En outre, tous ces engins doivent décoller d'une base ou aérodrome proche, ce qui limite les possibilités en milieu rural.
Il s'avère que le paramoteur est l'aéronef le plus adapté à la prise de vues aériennes intensive à basse altitude en raison
de sa lenteur (30 km/h) et de sa maniabilité que seul l'hélicoptère peut dépasser, ainsi que le balai d'Harry Potter...
Le champ de vision offert est inégalable puisque le photographe, très en dessous son aile, n'est pas gêné par celle-ci.
Enfin, et c'est là un autre point fort de cet appareil, la sécurité des populations survolées est maximale, si on compare
ce parachute volant à tout autre aéronef motorisé, certes moins fréquemment sujet aux pannes-moteur, mais bien plus
lourd et plus rapide, impliquant de gros dégâts si une panne survient en agglomération. Ce risque de panne, si faible
soit-il, n'est jamais nul, quelque soit l'aéronef, et le paramoteur, par sa très faible énergie cinétique n'est pas destructeur
pour les zones sous-jacentes dans cette éventualité.

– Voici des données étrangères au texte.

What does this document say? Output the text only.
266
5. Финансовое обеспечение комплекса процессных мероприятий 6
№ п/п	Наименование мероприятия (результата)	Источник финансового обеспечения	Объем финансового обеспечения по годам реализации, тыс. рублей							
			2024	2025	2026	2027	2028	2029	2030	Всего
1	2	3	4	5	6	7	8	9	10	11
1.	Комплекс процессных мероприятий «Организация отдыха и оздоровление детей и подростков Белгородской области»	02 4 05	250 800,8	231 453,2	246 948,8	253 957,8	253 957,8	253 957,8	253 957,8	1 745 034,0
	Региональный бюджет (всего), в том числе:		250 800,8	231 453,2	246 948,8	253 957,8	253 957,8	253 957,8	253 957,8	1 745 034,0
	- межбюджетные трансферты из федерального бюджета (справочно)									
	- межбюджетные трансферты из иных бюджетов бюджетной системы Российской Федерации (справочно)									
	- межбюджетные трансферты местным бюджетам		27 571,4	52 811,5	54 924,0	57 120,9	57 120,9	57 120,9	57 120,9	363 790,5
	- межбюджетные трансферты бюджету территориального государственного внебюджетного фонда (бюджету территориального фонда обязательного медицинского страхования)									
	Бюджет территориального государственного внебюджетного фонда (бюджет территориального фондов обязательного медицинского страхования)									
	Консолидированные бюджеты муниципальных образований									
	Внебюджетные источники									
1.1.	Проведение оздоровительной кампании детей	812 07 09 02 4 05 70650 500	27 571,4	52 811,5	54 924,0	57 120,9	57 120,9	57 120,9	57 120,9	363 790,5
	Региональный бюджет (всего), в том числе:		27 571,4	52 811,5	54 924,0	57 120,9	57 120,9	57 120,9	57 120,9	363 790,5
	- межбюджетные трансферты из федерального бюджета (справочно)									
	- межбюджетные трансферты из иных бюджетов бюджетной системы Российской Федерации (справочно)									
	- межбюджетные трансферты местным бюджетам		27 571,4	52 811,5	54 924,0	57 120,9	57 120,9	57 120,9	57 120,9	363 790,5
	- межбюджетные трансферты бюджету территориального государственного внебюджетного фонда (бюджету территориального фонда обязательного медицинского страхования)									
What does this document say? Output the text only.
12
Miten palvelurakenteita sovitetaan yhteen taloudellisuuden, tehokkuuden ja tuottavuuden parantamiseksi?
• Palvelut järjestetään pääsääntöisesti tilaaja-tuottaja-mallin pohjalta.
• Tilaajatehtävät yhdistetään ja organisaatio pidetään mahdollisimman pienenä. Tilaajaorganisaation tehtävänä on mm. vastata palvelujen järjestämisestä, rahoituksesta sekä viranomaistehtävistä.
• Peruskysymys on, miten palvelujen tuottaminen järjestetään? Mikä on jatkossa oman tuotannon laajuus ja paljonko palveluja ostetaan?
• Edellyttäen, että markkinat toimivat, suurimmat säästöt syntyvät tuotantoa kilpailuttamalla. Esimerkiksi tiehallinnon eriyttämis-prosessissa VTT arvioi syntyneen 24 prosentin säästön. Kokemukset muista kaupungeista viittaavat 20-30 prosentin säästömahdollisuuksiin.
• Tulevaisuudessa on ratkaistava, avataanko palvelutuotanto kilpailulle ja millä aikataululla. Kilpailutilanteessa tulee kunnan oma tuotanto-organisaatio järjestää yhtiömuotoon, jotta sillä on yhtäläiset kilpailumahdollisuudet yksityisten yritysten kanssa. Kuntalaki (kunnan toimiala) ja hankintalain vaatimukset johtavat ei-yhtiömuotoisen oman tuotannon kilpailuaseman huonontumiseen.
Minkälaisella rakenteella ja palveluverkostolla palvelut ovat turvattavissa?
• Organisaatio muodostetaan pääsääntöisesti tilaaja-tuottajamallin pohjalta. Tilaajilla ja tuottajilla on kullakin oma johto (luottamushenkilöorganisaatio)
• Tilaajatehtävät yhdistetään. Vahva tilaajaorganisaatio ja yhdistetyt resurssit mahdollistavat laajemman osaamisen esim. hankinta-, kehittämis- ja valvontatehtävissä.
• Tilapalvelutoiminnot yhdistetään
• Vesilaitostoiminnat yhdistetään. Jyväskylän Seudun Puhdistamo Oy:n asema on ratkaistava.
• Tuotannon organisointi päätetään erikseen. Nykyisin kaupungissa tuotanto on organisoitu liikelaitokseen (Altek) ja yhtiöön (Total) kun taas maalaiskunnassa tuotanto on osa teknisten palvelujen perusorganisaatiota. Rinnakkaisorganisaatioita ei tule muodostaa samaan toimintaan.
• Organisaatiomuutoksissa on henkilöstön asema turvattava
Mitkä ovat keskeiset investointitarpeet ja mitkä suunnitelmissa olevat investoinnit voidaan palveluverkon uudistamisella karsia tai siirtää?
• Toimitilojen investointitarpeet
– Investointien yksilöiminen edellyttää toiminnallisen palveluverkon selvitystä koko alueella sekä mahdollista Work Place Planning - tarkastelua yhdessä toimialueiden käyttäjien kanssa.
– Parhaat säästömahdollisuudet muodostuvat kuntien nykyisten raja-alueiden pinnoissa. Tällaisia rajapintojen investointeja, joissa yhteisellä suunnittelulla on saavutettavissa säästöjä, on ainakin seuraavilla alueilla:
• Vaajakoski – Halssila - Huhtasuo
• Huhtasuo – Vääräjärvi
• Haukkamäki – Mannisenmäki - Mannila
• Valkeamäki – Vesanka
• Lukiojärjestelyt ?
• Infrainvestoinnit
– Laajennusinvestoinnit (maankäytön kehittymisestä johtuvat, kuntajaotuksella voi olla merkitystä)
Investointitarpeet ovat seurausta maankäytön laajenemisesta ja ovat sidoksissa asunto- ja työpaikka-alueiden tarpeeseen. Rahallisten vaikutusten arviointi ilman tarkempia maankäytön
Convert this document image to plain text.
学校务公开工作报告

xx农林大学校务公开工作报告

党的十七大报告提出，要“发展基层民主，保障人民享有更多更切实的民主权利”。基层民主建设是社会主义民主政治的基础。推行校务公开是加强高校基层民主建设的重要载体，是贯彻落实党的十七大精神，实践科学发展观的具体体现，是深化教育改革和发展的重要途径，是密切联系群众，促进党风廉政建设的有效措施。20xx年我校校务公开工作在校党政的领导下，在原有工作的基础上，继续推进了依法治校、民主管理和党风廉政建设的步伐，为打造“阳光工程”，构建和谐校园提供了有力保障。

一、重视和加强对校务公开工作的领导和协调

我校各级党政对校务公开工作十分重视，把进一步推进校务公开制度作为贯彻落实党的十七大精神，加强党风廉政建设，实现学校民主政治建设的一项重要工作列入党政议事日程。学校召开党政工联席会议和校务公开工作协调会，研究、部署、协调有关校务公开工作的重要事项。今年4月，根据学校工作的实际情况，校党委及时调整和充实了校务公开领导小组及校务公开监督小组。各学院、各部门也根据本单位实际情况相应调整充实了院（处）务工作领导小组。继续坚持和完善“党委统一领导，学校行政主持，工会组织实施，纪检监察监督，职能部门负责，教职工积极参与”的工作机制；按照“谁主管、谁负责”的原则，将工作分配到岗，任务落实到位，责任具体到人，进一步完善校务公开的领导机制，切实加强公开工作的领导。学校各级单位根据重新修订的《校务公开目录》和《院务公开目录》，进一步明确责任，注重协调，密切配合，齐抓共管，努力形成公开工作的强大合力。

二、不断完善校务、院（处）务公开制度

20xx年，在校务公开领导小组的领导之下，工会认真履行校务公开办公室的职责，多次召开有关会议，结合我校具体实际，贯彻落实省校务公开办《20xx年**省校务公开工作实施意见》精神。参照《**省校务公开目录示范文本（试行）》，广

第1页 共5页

Cet aéronef de 30 kg, qui se transporte dans une voiture et décolle de tout pré dégagé, permet d’obtenir des prises de vues
en toute période non venteuse (car c'est là sa principale limite) ; la légèreté du matériel autorise une organisation simple
et des temps de réaction courts. Son coût à l'heure de vol est le plus bas qui soit et il est très économique pour la
prise de vues aériennes en grand nombre. C'est l'outil idéal pour la photo aérienne qui devient alors accessible :
dans la plupart des cas, point n'est besoin d'un aéronef lourd, coûteux et polluant pour transporter un appareil photo
d'un kilogramme : le parapente motorisé est l'engin volant le plus écologique qui soit !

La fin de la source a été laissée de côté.